Quantitative MRI and serum biomarkers detect acute and chronic vascular effects of e-cigarette use

Alessandra Caporale1, Shampa Chatterjee2, Michael C Langham1, Wensheng Guo3, Frank Leone4, Andrew Strasser5, and Felix W Wehrli1
1Radiology, Laboratory for Structural, Physiologic and Functional Imaging, Perelman School of Medicine, University of Pennsylvania, Philadelphia, PA, United States, 2Physiology, Institute for Environmental Medicine, Perelman School of Medicine, Philadelphia, PA, United States, 3Biostatistics and Epidemiology, Perelman School of Medicine, Philadelphia, PA, United States, 4University of Pennsylvania Medical Center, Pulmonary, Allergy & Critical Care Division, Philadelphia, PA, United States, 5Psychiatry, Center for Interdisciplinary Research on Nicotine Addiction, Philadelphia, PA, United States

The vascular effects of e-cigarette use were investigated in young adults (19-35 years).
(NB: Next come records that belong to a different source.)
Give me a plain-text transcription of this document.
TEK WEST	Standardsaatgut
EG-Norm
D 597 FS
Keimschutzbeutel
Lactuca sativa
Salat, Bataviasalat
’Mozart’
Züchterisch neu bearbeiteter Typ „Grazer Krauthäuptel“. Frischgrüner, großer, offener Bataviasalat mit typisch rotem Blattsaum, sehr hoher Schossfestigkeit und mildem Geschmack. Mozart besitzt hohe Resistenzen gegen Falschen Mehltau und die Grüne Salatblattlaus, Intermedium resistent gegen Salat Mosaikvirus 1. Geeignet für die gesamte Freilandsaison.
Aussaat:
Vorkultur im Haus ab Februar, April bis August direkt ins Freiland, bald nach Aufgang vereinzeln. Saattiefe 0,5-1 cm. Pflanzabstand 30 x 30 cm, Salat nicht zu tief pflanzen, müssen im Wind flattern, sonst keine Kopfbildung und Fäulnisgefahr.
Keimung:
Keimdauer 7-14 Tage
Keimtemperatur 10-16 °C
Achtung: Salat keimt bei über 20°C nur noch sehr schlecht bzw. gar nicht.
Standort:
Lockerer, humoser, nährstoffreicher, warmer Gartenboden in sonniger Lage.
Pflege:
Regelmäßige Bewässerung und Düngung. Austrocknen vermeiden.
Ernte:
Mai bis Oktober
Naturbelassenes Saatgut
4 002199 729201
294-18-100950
Blood draws and 3T-MRI data were collected from seven e-cigarette users, seven smokers, thirty nonsmokers, the latter replicating the measurements after one nicotine-free e-cigarette vaping session. MRI-protocol measured peripheral vascular reactivity in response to cuff-induced ischemia, quantifying femoral artery luminal flow mediated dilation (FMDL), blood flow velocity, venous saturation (SvO2). FMDL decreased by 33% acutely after vaping, consistent with 20% NOx reduction and elevated inflammation (C-reactive protein increased by 95%). Reactive hyperemia was blunted as a chronic effect of both smoking and vaping, paired with anomalous biomarkers.